Our world is very “sedentary heavy.” Our TVs, phones, and game consoles could keep us busy for hours, but all we really need is to get back outside. Especially with the warmer weather here, encourage your children to play outside more. The running and climbing outside will help with endurance and strengthening. Riding bikes, playing on scooters, playing hopscotch, or rollerblading will all provide your child with skills needed for strength, balance, and endurance.
4. Go swimming
Swimming is one of the best full body exercises that we can do.
I always recommend swimming as a fantastic opportunity for strength, coordination training, and endurance building across all age groups. Visit your local park district or YMCA to ask about swim lessons or swim team opportunities. Again, with the onset of summer, now is a great time to get involved with swimming.
Swimming also promotes improved breathing patterns and helps with sensory regulation.
5. Play organized sports
I recommend dance, karate, and gymnastics classes to target balance and coordination in the school-aged child. However, if none of these interests your child, try to identify what he or she is interested in. You can again visit your local park district or YMCA to look into other sports and activities.

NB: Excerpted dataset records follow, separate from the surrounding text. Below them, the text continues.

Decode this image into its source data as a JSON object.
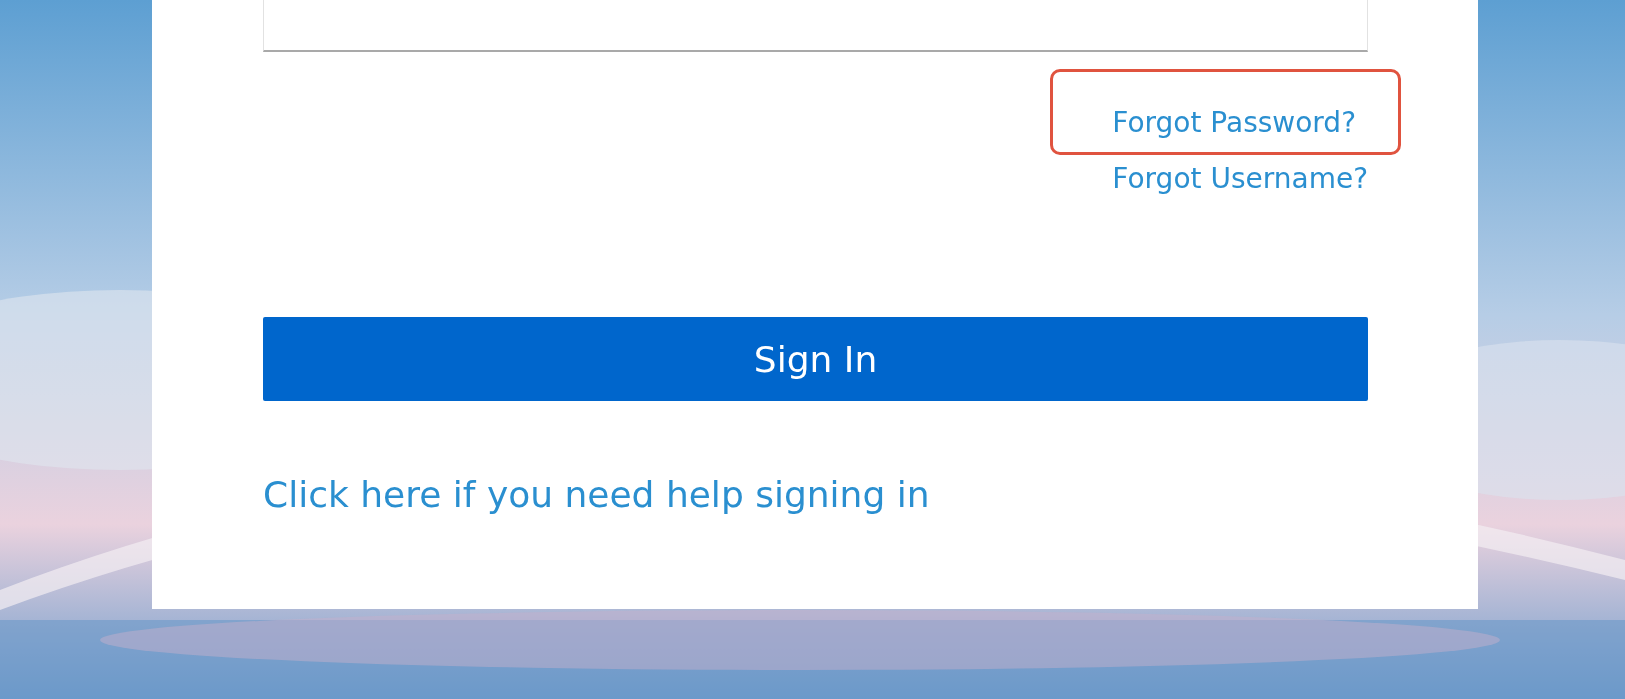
{
  "links": [
    {
      "label": "Forgot Password?",
      "highlighted": true
    },
    {
      "label": "Forgot Username?",
      "highlighted": false
    }
  ],
  "sign_in_button": {
    "label": "Sign In"
  },
  "help_link": {
    "label": "Click here if you need help signing in"
  }
}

It’s much more important that your child enjoys whatever it is that he or she chooses than trying to choose for them.
6. Get the whole family involved!
Our children learn so much from our own actions, and if they see us leading an active lifestyle, it will become part of his or her norm.
Try taking walks, bike rides, or jogs together. Family trips to the park or a regular routine of getting outside are great ways to not only promote continued strengthening and endurance building but also a healthy lifestyle and healthy relationship with exercise.

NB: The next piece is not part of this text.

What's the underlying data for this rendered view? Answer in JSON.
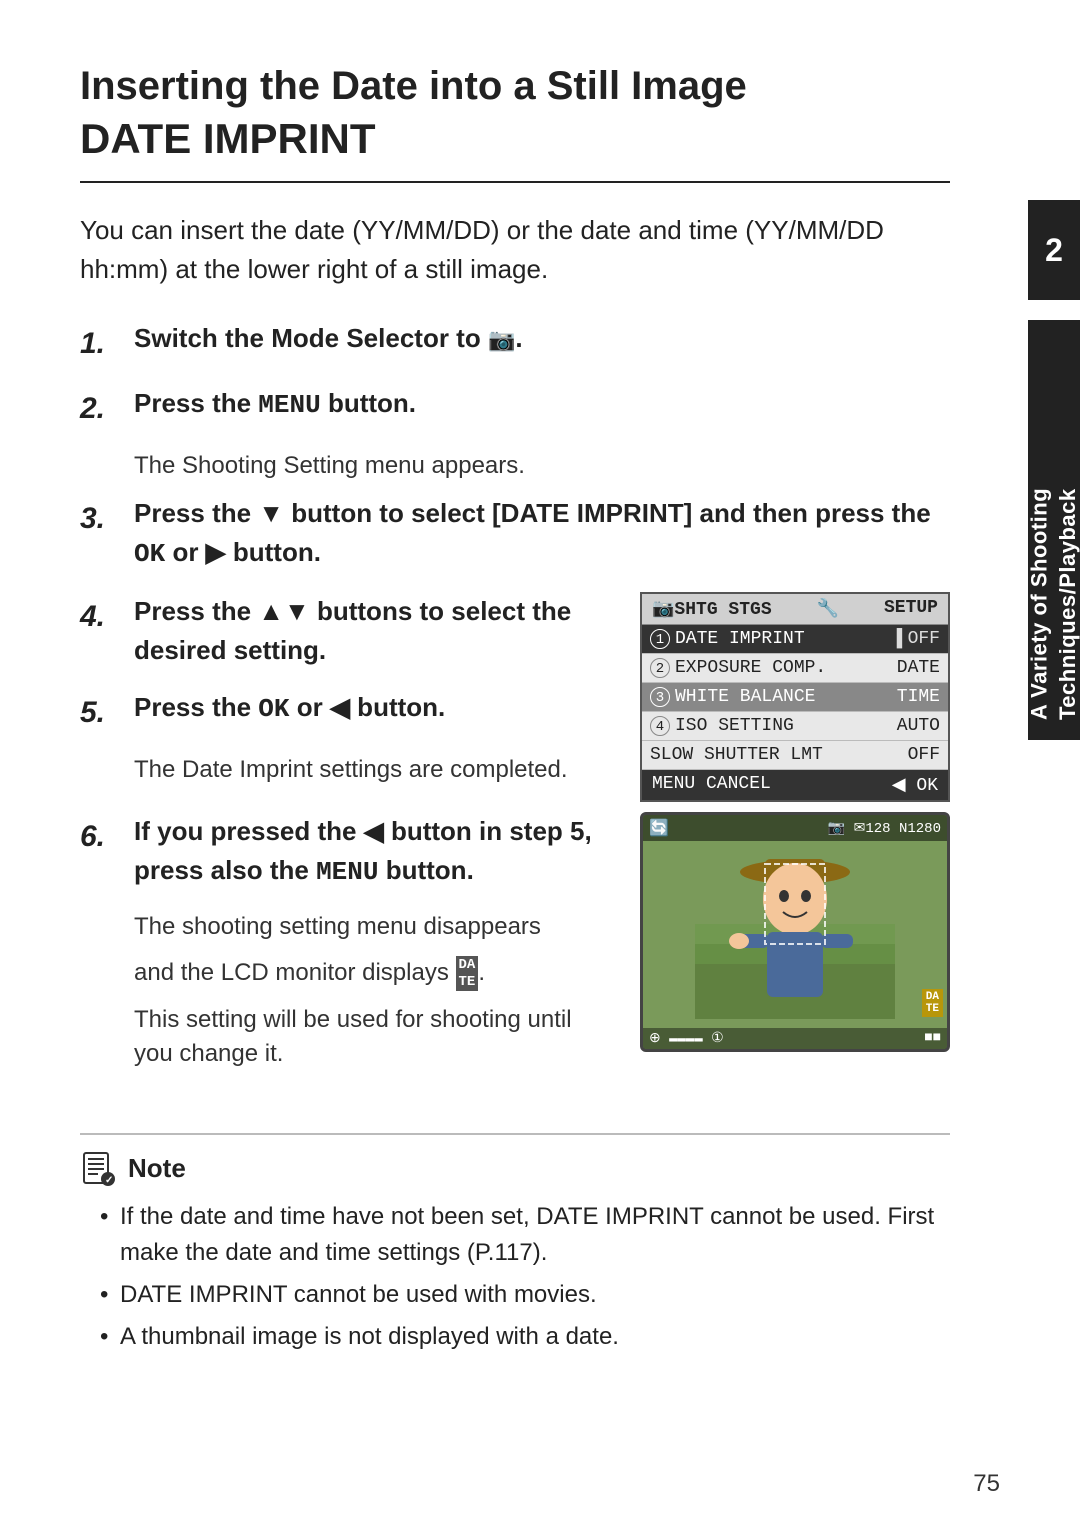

PT/OT evaluation: If you’ve tried the above-listed recommendations and you think your child could benefit from some additional support, talk with your pediatrician. Your child’s pediatrician can provide a referral for a physical therapy or occupational therapy evaluation.
Physical therapy (PT) focuses on gross motor skills — think running, jumping, balance, coordination, things required for gym class. Occupational therapy (OT) focuses more on fine motor skills — think buttoning shirts, handwriting, using kitchen utensils, and they can also assist with sensory and regulation skills.
PT and OT can more specifically identify your child’s needs and how you can help them develop based on their individual strengths and areas of improvement.